Le cadeau de Trump au Canada
Au Canada, les politiques fiscales du gouvernement Trump devraient ainsi ajouter un peu moins de 0,1 point de pourcentage à la croissance cette année et presque le double l’année prochaine.
Cela n’empêchera pas, toutefois, l’expansion économique canadienne de ralentir un peu, prévient l’OCDE, passant de 3% l’an dernier à 2,2% cette année, et à 2% l’an prochain. «Les politiques macroéconomiques deviennent graduellement moins accommodantes, a-t-elle observé mardi, dans la mise à jour de ses prévisions économiques. Mais la consommation privée reste solide, la forte croissance de l’emploi commence à se refléter dans les salaires et l’affermissement du prix des matières premières devrait stimuler l’investissement des entreprises.»
Au début de l’année, la Banque du Canada avait essentiellement attribué un impact économique négatif aux baisses d’impôt du gouvernement Trump, prévoyant que l’attrait qu’elles exerceront sur les entreprises réduira leurs investissements au Canada de 0,5 point de pourcentage d’ici la fin de 2019. La banque centrale canadienne s’était toutefois surtout montrée inquiète devant l’incertitude soulevée par la renégociation de l’Accord de libre-échange nordaméricain (ALENA) et qui déprimera, selon elle, quatre fois plus le niveau d’investissement des entreprises.
La menace protectionniste
L’OCDE ne s’est pas arrêtée au cas de la renégociation de l’ALENA mardi. Il n’a pas manqué cependant de s’alarmer de la montée du protectionnisme, notamment dans la foulée de la récente annonce par la Maison-Blanche de l’imposition de tarifs douaniers sur les importations d’acier et d’aluminium et des menaces de représailles commerciales qui fusent, depuis, de toutes parts.

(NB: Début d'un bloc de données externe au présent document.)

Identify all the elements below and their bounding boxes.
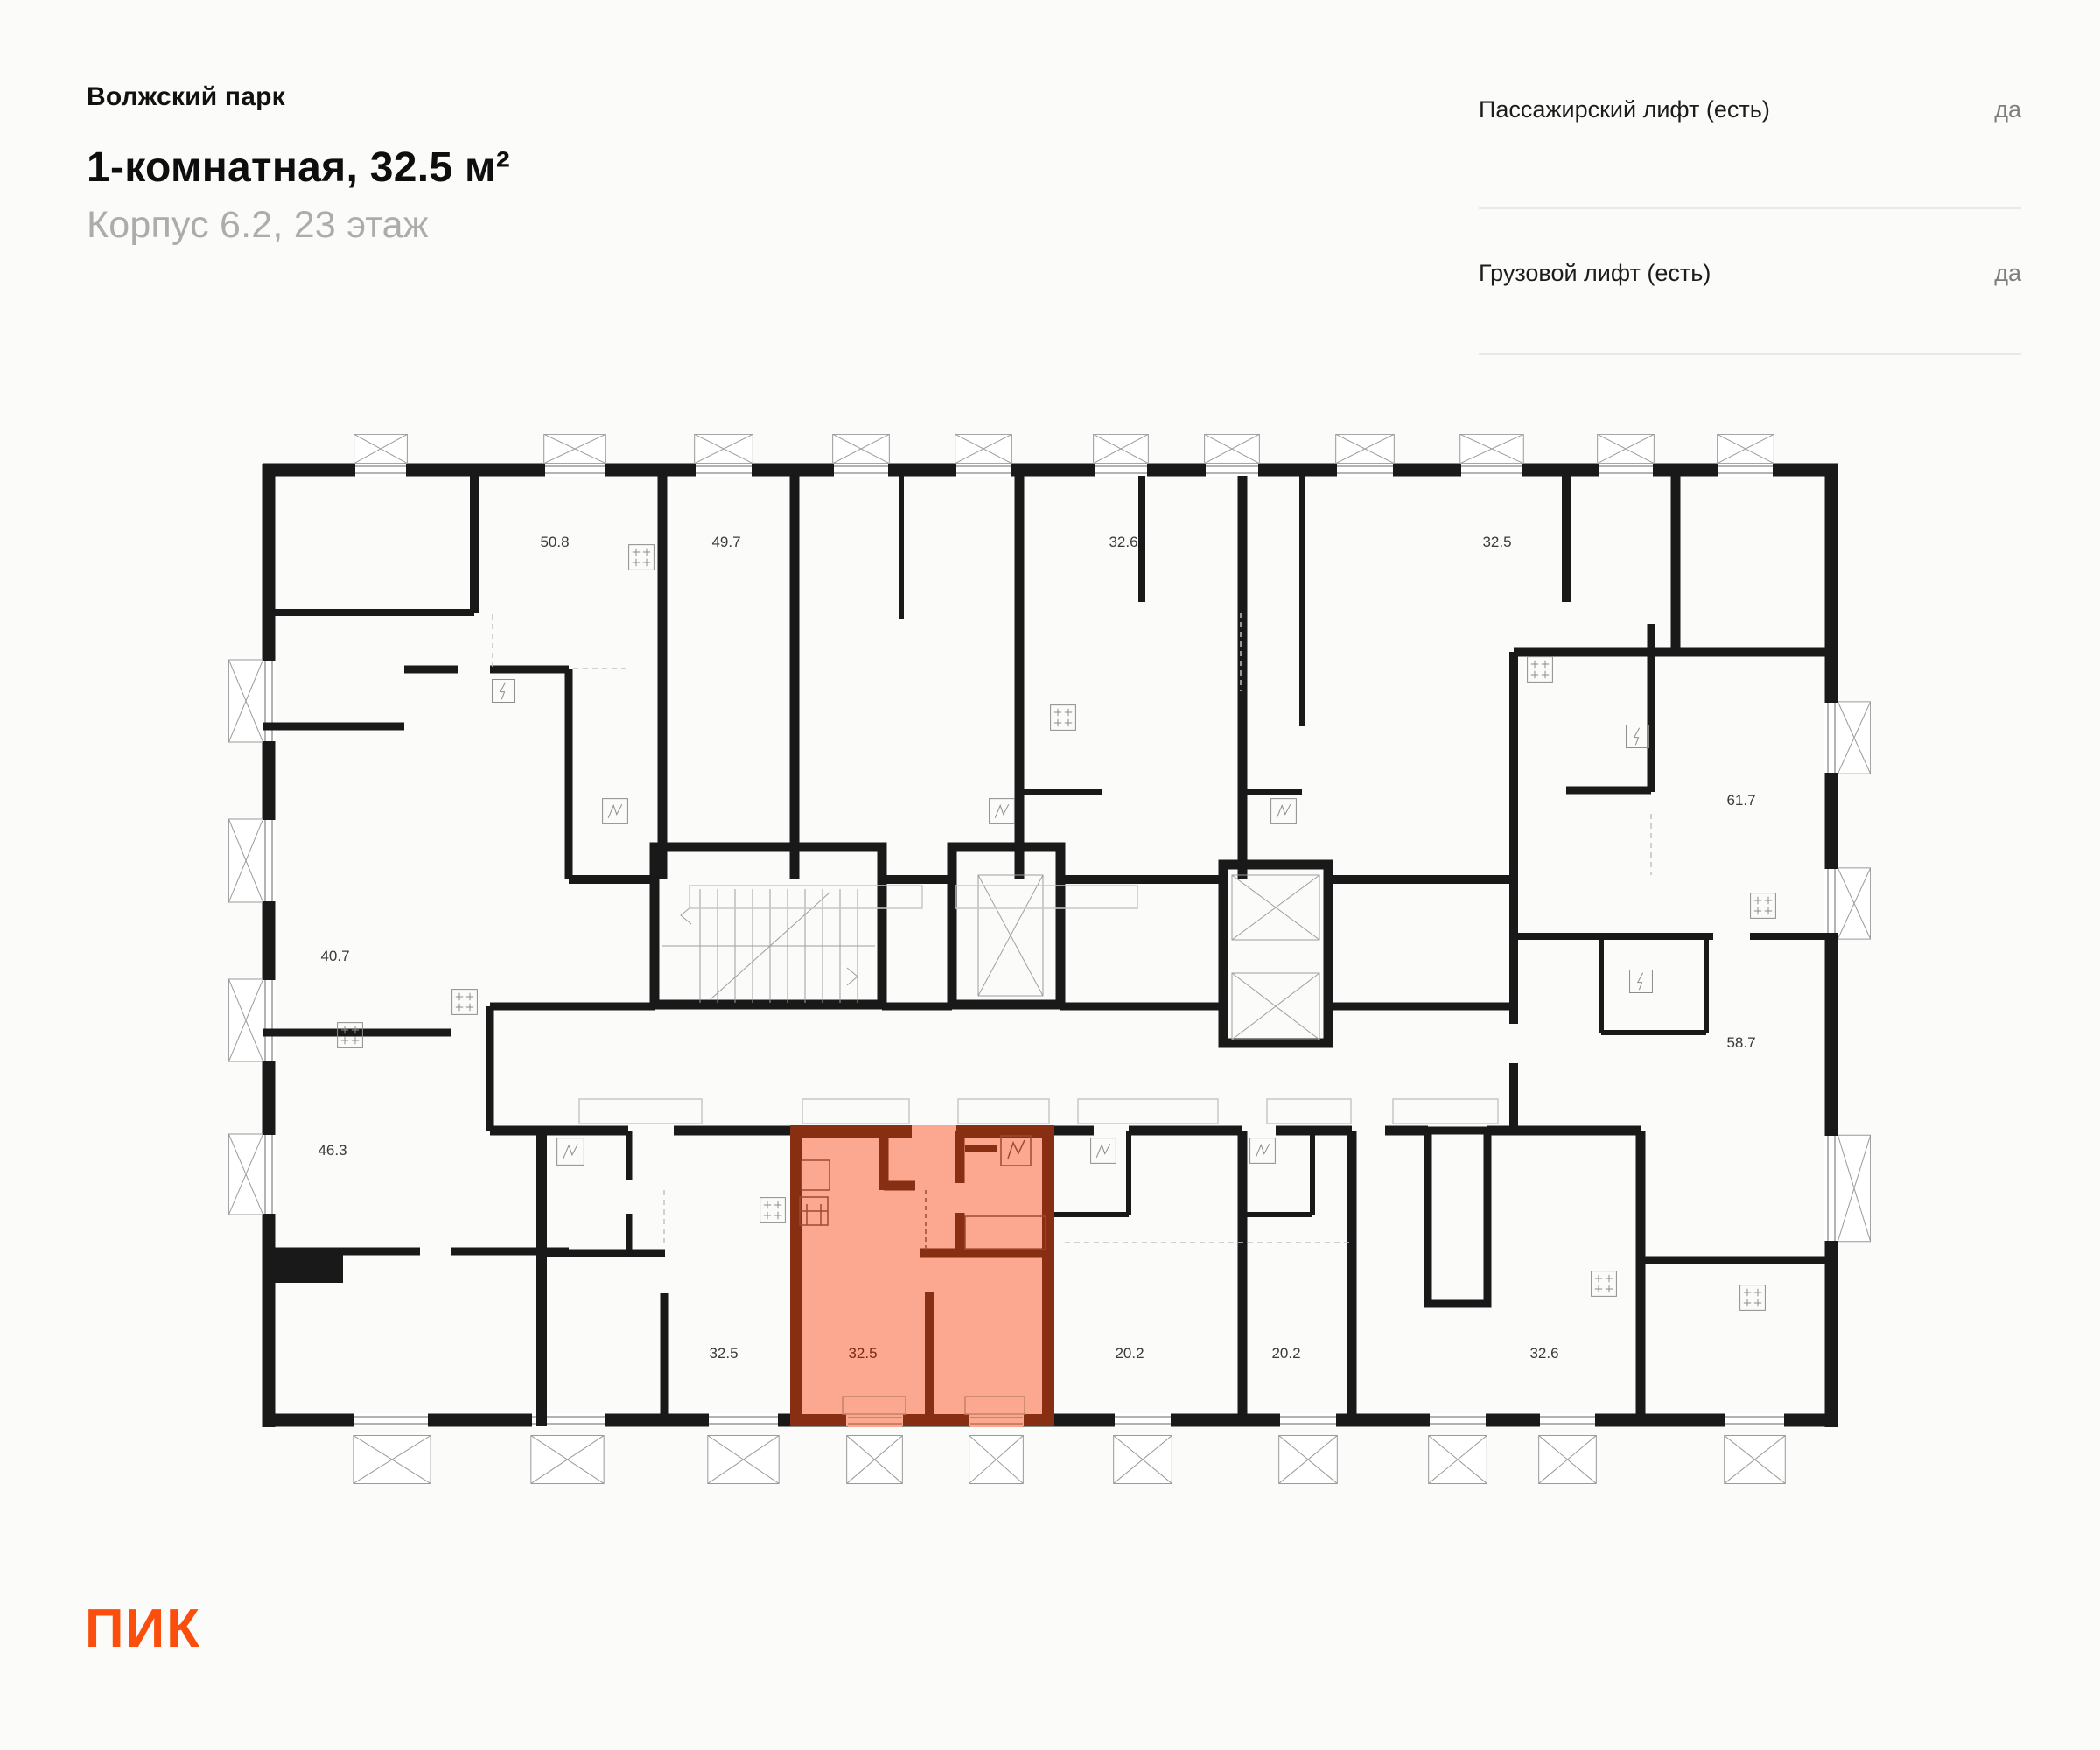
area-label-highlighted: 32.5 — [848, 1345, 877, 1362]
staircase — [654, 847, 882, 1004]
info-value: да — [1994, 96, 2021, 123]
stove-icon — [1528, 657, 1553, 682]
stove-icon — [1740, 1285, 1766, 1311]
washing-machine-icon — [1091, 1138, 1116, 1164]
electric-panel-icon — [1630, 970, 1653, 993]
washing-machine-icon — [1250, 1138, 1276, 1164]
area-label: 32.6 — [1530, 1345, 1558, 1362]
area-label: 32.6 — [1109, 534, 1138, 550]
area-label: 61.7 — [1726, 792, 1755, 808]
electric-panel-icon — [1627, 725, 1649, 748]
area-label: 40.7 — [320, 948, 349, 964]
area-label: 46.3 — [318, 1142, 346, 1158]
stove-icon — [629, 545, 654, 570]
info-panel: Пассажирский лифт (есть) да Грузовой лиф… — [1479, 88, 2021, 355]
area-label: 20.2 — [1271, 1345, 1300, 1362]
pik-logo[interactable]: ПИК — [85, 1598, 201, 1660]
washing-machine-icon — [1271, 799, 1297, 824]
area-label: 49.7 — [711, 534, 740, 550]
area-label: 20.2 — [1115, 1345, 1144, 1362]
washing-machine-icon — [990, 799, 1015, 824]
stove-icon — [1592, 1271, 1617, 1297]
electric-panel-icon — [493, 680, 515, 703]
page-title: 1-комнатная, 32.5 м² — [87, 144, 510, 192]
washing-machine-icon — [557, 1138, 584, 1166]
highlighted-apartment[interactable] — [790, 1125, 1054, 1427]
info-row-passenger-lift: Пассажирский лифт (есть) да — [1479, 88, 2021, 209]
area-label: 32.5 — [1482, 534, 1511, 550]
floor-plan-svg: 50.8 49.7 32.6 32.5 61.7 40.7 46.3 58.7 … — [219, 402, 1881, 1514]
page: { "header": { "project": "Волжский парк"… — [0, 0, 2100, 1750]
stove-icon — [452, 990, 478, 1015]
area-label: 32.5 — [709, 1345, 738, 1362]
stove-icon — [1751, 893, 1776, 919]
project-name: Волжский парк — [87, 82, 510, 112]
stove-icon — [760, 1198, 786, 1223]
stove-icon — [1051, 705, 1076, 731]
washing-machine-icon — [603, 799, 628, 824]
area-label: 50.8 — [540, 534, 569, 550]
info-label: Пассажирский лифт (есть) — [1479, 96, 1770, 123]
info-label: Грузовой лифт (есть) — [1479, 260, 1711, 287]
header: Волжский парк 1-комнатная, 32.5 м² Корпу… — [87, 82, 510, 247]
area-label: 58.7 — [1726, 1034, 1755, 1051]
info-value: да — [1994, 260, 2021, 287]
page-subtitle: Корпус 6.2, 23 этаж — [87, 204, 510, 247]
info-row-cargo-lift: Грузовой лифт (есть) да — [1479, 209, 2021, 355]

Après des années d’une lente et difficile reprise
entreprise au lendemain de la Grande Récession, le monde est enfin entré en période d’expansion économique, a souligné le chef économiste de l’OCDE, Alvaro Pereira. Plutôt que de continuer de dépendre principalement de politiques monétaires ultra-accommodantes, cette expansion repose désormais sur deux facteurs plus fondamentaux: l’investissement privé et le commerce, a-t-il expliqué.
«Dans ce contexte, une escalade des tensions commerciales serait dommageable pour la croissance et l’emploi.» S’ils ont des problèmes à régler, par exemple dans l’acier, «les pays devraient se reposer sur les solutions collectives, comme le Forum mondial sur les surcapacités sidérurgiques» de l’OCDE, plutôt que d’essayer de se faire justice eux-mêmes, a fait valoir l’économiste. «Il est indispensable de préserver le système commercial fondé sur les règles de droit. »
Une croissance durable pour tous
Le protectionnisme n’est pas la seule menace qui pèse sur l’économie mondiale, prévient l’OCDE. L’accélération de la croissance ramènera l’inflation et forcera une remontée des taux d’intérêt qui, bien que modeste et graduelle, risque de mettre en difficulté les ménages, les entreprises et les gouvernements les plus endettés.
Le retour de la prospérité tarde également à profiter à de larges tranches de la population, particulièrement les plus modestes. En fait, dans les pays développés, le revenu réel disponible des 10% des plus pauvres n’est toujours pas revenu à ce qu’il était avant que n’éclate la crise financière, en 2008, alors que les familles au revenu médian n’ont que récemment passé ce cap et que les 10 % des plus riches l’ont fait il y a quelques années déjà.
Sauf exception, les gouvernements se montrent aussi de plus en plus négligents face à leur devoir de mener les réformes structurelles susceptibles de leur assurer une croissance économique plus équitable et durable, déplore l’OCDE. S’ils font un petit peu mieux en matière d’amélioration des infrastructures et de réduction des inégalités entre les hommes et les femmes sur le marché du travail, ils se traînent lamentablement les pieds en matière d’éducation et d’amélioration de l’efficacité de leurs régimes fiscaux. «Aujourd’hui, c’est le bon moment pour réformer», a lancé Alvaro Pereira en conférence de presse.